Cervical Foraminotomy Procedure
Preparation for spine surgery begins with a patient history, a physical exam, and imaging to confirm the spinal disease diagnosis, to determine the affected level, and to decide on the type of surgery. A cervical foraminotomy is a minimally invasive decompressive procedure used to treat refractory spine disease symptoms in the cervical region.
The cervical foraminotomy is performed with the patient lying face down. An intraoperative x-ray machine is used throughout the procedure to confirm that the correct vertebra/vertebrae are being operated on. After locating the proper vertebra, the skin is marked, cleaned, and draped for sterility. A small incision, less than one inch, is made on the midline of the neck and the muscles on the back of the neck are gently dissected.

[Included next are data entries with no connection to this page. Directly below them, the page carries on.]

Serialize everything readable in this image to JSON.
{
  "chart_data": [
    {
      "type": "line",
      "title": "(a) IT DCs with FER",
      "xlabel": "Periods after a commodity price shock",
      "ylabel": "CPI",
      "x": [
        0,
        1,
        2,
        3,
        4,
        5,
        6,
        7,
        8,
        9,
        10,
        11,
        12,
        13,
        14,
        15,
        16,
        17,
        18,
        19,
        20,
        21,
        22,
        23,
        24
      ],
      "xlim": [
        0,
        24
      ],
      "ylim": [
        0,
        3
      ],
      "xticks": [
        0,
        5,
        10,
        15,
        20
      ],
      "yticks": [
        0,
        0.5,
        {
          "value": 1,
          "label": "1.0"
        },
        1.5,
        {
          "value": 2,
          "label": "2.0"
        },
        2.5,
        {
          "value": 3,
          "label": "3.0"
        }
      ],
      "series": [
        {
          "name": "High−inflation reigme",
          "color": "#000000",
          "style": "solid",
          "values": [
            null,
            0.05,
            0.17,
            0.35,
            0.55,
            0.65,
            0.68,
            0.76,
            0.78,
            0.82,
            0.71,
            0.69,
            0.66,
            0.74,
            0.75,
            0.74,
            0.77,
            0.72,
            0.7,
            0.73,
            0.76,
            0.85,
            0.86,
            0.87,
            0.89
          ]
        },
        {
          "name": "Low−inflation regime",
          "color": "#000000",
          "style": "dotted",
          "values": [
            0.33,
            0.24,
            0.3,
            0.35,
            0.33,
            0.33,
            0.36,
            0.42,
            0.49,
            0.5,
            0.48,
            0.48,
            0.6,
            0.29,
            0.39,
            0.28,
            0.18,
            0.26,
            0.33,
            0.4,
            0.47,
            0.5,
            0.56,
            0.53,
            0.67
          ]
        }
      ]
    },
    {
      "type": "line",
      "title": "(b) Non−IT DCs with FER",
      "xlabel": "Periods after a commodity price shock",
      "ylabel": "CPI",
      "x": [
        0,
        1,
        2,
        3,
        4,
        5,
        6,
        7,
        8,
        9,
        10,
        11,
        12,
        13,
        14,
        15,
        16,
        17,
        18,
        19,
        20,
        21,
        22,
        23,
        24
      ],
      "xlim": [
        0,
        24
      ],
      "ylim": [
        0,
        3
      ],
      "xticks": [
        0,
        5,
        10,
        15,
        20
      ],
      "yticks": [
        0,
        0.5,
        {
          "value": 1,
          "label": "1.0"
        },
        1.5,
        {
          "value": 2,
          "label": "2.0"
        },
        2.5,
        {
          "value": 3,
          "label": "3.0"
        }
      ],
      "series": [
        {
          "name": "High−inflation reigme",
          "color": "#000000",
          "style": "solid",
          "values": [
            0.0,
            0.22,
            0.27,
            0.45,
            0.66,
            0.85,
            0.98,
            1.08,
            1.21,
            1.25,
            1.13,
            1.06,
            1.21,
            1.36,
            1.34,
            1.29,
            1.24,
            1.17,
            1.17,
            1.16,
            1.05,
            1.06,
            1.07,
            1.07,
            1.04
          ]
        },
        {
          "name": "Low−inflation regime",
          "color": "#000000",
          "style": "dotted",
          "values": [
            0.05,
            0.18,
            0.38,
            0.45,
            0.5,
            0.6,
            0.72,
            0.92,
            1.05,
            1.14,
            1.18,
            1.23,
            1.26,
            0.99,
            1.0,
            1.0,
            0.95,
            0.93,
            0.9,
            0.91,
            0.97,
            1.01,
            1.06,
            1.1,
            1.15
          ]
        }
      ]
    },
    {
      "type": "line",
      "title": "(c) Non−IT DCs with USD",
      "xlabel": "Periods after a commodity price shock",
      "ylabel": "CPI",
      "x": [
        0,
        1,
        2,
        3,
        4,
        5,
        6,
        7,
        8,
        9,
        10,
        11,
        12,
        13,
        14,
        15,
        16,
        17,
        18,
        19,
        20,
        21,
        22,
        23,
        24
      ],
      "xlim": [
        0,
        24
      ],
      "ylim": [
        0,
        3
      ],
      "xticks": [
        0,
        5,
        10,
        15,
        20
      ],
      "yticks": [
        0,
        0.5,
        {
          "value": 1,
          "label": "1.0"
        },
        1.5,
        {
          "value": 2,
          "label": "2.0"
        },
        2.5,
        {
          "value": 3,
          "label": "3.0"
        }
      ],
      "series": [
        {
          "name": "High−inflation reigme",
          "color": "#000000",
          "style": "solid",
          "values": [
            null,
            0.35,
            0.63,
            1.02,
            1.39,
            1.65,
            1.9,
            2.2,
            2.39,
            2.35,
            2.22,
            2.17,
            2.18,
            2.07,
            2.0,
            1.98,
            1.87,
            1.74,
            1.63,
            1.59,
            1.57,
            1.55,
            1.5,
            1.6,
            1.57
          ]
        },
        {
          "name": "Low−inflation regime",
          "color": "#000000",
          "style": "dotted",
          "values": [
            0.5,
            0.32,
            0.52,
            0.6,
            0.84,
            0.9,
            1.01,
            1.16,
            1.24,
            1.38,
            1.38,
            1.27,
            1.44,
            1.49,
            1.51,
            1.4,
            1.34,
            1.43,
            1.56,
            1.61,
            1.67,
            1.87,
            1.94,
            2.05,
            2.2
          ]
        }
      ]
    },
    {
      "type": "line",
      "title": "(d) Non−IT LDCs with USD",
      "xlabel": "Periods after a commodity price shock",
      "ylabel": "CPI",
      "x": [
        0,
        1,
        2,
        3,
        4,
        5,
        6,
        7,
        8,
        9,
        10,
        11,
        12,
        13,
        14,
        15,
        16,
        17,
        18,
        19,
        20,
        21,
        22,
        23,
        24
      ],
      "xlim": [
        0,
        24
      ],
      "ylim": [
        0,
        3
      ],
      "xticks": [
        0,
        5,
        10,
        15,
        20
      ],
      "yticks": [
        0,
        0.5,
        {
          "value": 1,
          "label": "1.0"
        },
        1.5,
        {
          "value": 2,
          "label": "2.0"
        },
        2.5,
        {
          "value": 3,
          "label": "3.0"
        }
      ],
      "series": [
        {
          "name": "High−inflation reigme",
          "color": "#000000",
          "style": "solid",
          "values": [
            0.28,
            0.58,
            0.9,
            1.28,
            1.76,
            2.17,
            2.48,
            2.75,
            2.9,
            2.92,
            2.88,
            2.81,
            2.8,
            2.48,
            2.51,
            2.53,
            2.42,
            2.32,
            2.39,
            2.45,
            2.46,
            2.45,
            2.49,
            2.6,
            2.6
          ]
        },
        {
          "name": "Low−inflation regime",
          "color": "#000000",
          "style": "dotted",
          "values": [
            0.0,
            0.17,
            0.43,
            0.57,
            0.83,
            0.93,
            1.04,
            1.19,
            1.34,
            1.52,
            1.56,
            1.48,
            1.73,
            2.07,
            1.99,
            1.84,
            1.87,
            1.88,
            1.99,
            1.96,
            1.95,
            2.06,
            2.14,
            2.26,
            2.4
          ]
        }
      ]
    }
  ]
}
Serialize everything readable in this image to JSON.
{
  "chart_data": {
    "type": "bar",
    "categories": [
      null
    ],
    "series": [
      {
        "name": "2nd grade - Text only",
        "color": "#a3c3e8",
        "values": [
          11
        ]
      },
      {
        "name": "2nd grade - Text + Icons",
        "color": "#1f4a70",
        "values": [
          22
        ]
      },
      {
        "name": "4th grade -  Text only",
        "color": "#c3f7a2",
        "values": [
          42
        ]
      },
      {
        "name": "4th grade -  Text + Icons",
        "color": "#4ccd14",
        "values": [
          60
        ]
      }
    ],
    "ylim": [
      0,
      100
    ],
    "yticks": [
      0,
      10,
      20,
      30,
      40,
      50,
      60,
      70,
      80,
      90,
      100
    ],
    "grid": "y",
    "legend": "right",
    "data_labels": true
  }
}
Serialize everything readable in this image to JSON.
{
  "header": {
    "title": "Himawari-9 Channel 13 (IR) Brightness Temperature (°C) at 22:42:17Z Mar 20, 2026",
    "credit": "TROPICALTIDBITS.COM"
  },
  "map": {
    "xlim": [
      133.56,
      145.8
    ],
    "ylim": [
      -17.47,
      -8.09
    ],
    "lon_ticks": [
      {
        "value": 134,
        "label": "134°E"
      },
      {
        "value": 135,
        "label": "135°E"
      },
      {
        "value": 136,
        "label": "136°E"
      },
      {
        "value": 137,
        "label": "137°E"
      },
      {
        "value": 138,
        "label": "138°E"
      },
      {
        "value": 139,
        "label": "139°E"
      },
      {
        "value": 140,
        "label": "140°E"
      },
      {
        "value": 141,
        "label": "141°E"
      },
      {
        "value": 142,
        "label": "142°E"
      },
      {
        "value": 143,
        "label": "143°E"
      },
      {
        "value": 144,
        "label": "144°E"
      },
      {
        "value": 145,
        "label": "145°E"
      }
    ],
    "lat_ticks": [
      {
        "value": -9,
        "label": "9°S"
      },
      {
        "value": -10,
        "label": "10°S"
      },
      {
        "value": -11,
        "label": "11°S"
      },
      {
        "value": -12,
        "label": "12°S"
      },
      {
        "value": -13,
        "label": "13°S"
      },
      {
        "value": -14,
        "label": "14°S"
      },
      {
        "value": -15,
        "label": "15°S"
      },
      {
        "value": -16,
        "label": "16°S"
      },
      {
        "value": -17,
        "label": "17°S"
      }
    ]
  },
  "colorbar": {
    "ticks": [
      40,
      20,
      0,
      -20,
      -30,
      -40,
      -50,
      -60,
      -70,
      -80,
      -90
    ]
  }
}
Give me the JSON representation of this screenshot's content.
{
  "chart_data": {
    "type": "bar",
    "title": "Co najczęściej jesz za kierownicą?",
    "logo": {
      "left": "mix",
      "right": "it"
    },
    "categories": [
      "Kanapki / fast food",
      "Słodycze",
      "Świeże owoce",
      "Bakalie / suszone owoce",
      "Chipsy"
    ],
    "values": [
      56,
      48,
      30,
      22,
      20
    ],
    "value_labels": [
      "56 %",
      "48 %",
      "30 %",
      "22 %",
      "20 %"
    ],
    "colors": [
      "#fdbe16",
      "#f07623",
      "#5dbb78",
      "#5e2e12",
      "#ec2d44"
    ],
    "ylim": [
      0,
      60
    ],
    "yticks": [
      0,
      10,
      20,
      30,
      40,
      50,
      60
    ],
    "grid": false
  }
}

Once the spine is exposed specialized retractors keep the incision open for the duration of the procedure, allowing the surgeon to see and operate. A small portion of the laminae, the backside of the vertebrae, is removed to reach the foramen, vertebral spaces through which nerves branch off of the spinal cord and into the body. The surgeons removes any pieces of disc material or bone spurs that may be compressing nerves using specialized biting instruments and then begins the closing process. The retractors are removed from the incision and bleeding is controlled. Each layer of tissue is closed with sutures and the final layer of skin may be closed with either sutures or staples, which are strong enough to hold together the thick muscles in the neck.
After surgery the patient recovers in a post-operative room to make sure that their pain is under control, that they are able to eat and tolerate food and beverage, and that they can walk and urinate properly. They are able to go home within 23 hours of the procedure, but a friend or family member should be available to drive the patient home and to monitor the patient for at least 24 hours after the procedure.